Of course the food elements are a personal favourite for me! Nothing goes to waste but a lot of the emotional notes are hit as Hye-Won recollects a dish her mother once made for her. Light but tenderhearted moments are delivered through scenes where she shares a meal with her friends, revisits the past when her mother made a dish that simply felt like home, or pours her soul into cooking when she feels like she has the weight of the world on her shoulders. Hye-Won attempts to erase her mother from her mind since she felt abandoned, but begrudgingly understands her as a woman and everything she once told her as a child. Little forest happens to mean a safe haven or home, so the fact that the title alone presents a metaphor indicates just how many more are hidden in the film, whether through acts of cooking, memories, or the present our characters are experiencing.

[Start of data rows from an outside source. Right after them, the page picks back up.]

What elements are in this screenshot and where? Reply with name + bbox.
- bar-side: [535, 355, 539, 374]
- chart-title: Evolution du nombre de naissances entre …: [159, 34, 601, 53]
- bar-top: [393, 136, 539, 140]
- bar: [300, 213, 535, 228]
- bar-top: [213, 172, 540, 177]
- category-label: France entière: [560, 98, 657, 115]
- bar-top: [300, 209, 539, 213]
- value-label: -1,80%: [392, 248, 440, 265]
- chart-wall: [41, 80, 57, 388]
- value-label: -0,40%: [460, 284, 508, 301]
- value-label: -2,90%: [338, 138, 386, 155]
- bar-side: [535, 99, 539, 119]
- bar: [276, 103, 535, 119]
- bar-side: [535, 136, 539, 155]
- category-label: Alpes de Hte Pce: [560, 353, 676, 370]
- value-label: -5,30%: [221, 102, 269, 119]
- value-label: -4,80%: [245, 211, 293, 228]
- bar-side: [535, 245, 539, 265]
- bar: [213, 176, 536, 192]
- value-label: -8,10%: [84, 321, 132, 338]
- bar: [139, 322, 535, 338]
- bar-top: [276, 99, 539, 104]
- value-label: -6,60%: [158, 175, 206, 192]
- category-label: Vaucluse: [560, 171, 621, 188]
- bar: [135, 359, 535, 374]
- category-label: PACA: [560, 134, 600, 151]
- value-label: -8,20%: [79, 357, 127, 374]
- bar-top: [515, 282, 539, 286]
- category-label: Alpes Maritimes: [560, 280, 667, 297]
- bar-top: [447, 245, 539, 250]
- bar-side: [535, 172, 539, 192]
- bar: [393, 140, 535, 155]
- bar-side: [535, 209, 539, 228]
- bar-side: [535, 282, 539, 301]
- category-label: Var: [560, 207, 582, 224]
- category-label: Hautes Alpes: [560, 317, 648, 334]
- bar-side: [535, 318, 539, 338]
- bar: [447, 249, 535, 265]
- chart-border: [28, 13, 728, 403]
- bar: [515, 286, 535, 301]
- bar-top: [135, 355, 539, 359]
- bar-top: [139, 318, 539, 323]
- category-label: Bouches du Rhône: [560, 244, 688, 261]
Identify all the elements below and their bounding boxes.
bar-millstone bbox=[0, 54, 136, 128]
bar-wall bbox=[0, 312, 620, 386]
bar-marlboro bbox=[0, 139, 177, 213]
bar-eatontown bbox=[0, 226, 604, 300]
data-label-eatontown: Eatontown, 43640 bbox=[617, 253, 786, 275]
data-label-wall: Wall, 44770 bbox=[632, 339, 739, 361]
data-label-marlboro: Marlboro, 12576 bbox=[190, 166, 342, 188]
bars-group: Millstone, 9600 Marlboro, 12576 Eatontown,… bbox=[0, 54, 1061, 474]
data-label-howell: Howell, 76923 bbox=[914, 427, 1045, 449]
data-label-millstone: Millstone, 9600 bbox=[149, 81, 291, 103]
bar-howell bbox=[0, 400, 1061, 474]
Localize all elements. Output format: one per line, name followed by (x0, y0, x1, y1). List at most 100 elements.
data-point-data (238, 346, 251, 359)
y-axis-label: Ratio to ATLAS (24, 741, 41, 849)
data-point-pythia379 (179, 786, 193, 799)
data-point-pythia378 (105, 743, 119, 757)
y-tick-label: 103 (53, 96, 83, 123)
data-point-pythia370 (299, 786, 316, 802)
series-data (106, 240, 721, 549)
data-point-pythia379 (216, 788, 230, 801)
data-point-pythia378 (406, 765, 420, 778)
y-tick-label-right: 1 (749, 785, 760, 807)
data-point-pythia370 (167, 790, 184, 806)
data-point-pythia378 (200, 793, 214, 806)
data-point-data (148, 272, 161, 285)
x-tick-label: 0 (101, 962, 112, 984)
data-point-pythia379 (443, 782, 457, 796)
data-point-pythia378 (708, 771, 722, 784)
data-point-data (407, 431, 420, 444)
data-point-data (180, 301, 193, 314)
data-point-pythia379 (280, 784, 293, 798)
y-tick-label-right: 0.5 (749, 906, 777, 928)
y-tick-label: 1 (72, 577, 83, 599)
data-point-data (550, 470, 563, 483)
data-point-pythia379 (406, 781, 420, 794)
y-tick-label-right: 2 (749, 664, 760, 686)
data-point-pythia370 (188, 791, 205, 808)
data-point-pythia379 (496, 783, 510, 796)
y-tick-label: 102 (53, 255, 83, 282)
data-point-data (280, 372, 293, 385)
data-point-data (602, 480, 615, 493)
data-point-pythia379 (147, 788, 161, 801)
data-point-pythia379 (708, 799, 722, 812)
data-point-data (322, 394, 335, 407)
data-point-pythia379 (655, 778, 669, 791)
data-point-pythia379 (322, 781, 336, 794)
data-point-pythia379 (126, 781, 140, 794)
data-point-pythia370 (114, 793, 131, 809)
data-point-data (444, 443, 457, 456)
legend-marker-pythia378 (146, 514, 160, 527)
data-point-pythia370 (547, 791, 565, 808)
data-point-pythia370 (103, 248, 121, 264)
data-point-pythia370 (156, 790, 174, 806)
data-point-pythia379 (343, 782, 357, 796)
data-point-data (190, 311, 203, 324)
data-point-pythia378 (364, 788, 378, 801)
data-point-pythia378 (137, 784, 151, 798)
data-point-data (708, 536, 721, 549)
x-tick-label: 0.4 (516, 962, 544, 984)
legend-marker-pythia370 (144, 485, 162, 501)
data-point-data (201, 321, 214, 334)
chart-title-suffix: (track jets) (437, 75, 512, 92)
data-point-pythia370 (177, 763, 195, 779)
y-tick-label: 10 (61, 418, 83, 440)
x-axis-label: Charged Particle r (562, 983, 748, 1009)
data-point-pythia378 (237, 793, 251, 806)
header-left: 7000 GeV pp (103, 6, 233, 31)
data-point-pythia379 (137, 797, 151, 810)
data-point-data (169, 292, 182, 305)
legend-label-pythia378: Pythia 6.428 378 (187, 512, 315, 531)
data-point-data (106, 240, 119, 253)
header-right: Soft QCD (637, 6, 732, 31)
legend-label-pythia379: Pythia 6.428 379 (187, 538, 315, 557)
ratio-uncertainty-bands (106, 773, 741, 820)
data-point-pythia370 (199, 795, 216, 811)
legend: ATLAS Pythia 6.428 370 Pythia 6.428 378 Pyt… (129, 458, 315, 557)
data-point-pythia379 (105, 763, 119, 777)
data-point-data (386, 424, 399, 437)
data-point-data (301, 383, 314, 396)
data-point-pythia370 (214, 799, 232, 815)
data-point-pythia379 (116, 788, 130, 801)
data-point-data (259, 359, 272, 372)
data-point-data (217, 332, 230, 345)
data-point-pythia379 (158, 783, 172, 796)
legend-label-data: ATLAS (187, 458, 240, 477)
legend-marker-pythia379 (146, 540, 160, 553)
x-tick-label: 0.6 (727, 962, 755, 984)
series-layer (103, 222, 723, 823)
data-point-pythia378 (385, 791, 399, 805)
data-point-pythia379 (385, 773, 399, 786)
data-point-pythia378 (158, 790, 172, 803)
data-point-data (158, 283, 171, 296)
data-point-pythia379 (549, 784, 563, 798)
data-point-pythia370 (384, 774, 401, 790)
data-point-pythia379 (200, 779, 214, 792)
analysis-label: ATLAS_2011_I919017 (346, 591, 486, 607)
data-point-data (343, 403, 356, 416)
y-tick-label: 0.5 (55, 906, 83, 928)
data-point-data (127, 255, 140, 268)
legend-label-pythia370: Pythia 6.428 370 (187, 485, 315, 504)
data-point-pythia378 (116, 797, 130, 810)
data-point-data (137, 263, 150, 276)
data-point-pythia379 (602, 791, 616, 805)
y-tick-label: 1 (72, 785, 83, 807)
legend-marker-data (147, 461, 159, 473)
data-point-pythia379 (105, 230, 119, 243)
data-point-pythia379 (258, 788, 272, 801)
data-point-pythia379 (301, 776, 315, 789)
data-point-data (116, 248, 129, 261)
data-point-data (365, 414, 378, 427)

It is slow but that’s largely due to the cinematic style the movie takes on. As I’m watching the movie, I was actually quite surprised that I came across a Korean film like this since its style and deliverance felt a lot like Japanese films, especially independent ones. So it all fell into place for me when I discovered that this was a remake of a manga series, and that the style and tone were strikingly similar to Japanese cinema. There’s just something wholesome and sweet to Japanese films based on realistic and simple subject matter and you can definitely feel that with Little Forest. There isn’t anything grand or superficial about this, being entertaining in the sense that it’s highly picturesque with beautiful cinematography.
I obviously have nothing but good things to say about this since it was such a pleasant movie for me but don’t take my word for it. I’d like to think that such an incredible cast assembled together because they saw how moving such a simplistic film was, depicting the basic joys in life. And that being said, it’s a cast that’s well-known and acclaimed, so if the genre doesn’t appeal to you then maybe the actors might. It’s a great film to add to your list if you want something sweet, slow, and full of summer longing.
Not everyone’s cup of tea, but still highly recommended as an uplifting and refreshing watch. With aesthetically pleasing food, feelings of nostalgia, and the small things in life that make it meaningful, Little Forest is a gem of movie and shouldn’t be tossed out without being given a chance.